Den heute betrachtenden Personen fallen deshalb neben den dargestellten Szenen, Werkzeugen und Maschinerien vor allem die Kunstfertigkeit der Schnitzerei und besonders das Geschick beim Einbringen der Konstruktionen durch den engen Flaschenhals ins Auge. Geduldflaschen sind damit weniger Dokumente eines historischen Erzbergbaus, als vielmehr kuriose Objekte, die auf einmalige und besondere Weise die Neugier auf das Geschehen unter Tage wecken.
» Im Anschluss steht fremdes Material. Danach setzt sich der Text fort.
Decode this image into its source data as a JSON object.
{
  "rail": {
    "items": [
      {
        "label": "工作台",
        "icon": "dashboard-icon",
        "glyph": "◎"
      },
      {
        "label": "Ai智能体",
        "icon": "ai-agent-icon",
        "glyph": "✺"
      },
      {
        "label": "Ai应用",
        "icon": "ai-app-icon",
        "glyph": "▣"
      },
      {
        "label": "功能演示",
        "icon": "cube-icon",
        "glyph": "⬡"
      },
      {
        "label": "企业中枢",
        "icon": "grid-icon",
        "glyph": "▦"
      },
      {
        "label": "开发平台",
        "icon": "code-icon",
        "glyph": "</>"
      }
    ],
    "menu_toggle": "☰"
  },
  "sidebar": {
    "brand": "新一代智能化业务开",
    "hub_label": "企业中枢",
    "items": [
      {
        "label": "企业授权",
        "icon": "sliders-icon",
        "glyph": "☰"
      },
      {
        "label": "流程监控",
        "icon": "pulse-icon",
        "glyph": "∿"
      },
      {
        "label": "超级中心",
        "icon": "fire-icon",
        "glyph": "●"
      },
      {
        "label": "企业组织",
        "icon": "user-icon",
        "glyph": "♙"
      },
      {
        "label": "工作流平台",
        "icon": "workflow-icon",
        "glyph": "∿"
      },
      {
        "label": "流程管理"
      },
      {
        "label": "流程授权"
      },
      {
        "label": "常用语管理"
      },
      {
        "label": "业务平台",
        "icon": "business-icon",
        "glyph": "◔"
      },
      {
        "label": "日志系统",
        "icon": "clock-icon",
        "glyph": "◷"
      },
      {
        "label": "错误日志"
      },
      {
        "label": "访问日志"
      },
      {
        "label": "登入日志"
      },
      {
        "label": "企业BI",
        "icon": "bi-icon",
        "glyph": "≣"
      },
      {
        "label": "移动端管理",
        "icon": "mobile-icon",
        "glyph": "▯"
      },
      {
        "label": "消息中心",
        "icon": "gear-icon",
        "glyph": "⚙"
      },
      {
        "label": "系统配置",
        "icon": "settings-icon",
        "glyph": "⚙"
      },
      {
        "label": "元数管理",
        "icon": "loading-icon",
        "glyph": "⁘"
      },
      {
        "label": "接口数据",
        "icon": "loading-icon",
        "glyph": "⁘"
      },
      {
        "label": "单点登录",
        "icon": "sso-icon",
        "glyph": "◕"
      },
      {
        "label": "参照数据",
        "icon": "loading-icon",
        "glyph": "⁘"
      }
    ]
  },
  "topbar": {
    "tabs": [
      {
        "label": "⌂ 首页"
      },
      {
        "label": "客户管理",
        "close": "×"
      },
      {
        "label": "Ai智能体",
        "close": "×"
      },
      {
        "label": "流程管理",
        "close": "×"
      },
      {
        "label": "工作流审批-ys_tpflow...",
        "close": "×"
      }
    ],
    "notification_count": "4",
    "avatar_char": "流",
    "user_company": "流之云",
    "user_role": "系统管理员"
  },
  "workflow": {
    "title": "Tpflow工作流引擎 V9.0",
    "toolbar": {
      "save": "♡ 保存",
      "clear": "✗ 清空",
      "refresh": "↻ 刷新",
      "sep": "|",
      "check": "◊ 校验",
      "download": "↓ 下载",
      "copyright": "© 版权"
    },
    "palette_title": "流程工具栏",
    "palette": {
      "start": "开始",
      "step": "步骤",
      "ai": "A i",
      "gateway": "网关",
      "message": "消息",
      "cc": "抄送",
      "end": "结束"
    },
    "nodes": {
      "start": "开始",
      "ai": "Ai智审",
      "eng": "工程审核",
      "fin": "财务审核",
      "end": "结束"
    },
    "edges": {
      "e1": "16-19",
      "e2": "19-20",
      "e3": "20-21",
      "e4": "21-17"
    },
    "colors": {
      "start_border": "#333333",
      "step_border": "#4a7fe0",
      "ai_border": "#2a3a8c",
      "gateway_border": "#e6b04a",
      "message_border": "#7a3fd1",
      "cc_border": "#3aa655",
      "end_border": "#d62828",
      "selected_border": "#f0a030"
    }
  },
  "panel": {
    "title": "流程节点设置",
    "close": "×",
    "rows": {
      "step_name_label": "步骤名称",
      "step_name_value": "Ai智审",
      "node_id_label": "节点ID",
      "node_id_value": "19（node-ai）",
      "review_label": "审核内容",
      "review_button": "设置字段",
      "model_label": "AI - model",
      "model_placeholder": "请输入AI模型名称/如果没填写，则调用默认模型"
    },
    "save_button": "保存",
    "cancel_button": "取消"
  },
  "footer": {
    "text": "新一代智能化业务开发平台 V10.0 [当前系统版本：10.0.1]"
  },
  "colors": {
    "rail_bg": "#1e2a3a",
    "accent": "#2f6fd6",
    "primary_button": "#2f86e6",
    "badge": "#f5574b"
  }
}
Mehr noch: Mit der ihnen eigenen Verbindung von Schnitzerei und Mineralien, von Kunst und Natur, sind sie den so genannten Handsteinen aus dem 17. und 18. Jahrhundert ähnlich, die mit ungleich kostbareren Materialien wie Gold und Silber Szenen aus dem Bergbau mit originalen Erz- und Mineralienstufen kombinierten. Sie fanden als Sammlerstücke Eingang in die fürstlichen so genannten Kunstkammern und sind auch in den Musealen Sammlungen des montan.dok in einigen Stücken überliefert: Ein Beispiel hierfür ist ein Handstein mit Bergbaudarstellungen (montan.dok 030000865001) aus Schemnitz. Bergmännische Geduldflaschen lassen sich damit auch als die populären und gleichsam armen Verwandten dieser Kunstkammerstücke betrachten, denen sie allerdings im Erfindungsreichtum und im Geschick des Aufbaus in nichts nachstehen.

 

Die Musealen Sammlungen des montan.dok besitzen zahlreiche bergmännische Geduldfaschen und ihnen verwandte Objekte. Sie regen damit zu Betrachtung und Vergleich der dargestellten Szenen, ihres Aufbaus, der verwendeten Materialien sowie ihrer Herkunft an.

 

01. April 2022 (Dr. Stefan Siemer)

 


Literatur

Bach, Ulrike: Eingerichte. Der Herrgott in der Flasche, in: In Baden-Württemberg. Kultur, Leben, Natur 38/39, 1991, S. 34-37.

 

Fitz, Otto/Huber, Peter: Bergmännische Geduldflaschen. Inhalt und Verbreitung bergmännischer Eingerichte aus dem Gebiet der ehemaligen österreichisch-ungarischen Monarchie und aus deutschen Bergbaurevieren. Mit einem Bestandskatalog, Wien 1995.

 

Harlaß, Eberhard: Ein Vogtländer: letzter Hersteller sächsischer Flaschenbergwerke?, in: Vogtländische Heimatblätter. Unabhängige und überparteiliche Zeitschrift für Natur, Kultur und Heimatgeschichte 30, 2010, S. 14-16.

 

Slotta, Rainer u. a.: Bergwerke auf Glas. Kostbarkeiten (nicht nur) für Kaiser und Edelleute, Katalog zur Ausstellung im Deutschen Bergbau-Museum Bochum vom 09. November 2003 bis zum 08. August 2004, Bochum 2003, S. 503-505.

 

Szemán, Attila: Eine bergmännische Geduldflasche in der Sammlung für Keramik und Glas des Kunstgewerbemuseums Budapest, in: Ars decorativa, 1973, H. 20, S. 53-75. Unter: https://library.hungaricana.hu/en/view/ArsDecorativa_20_2001/?pg=0&layout=s (Stand: 24.11.2021).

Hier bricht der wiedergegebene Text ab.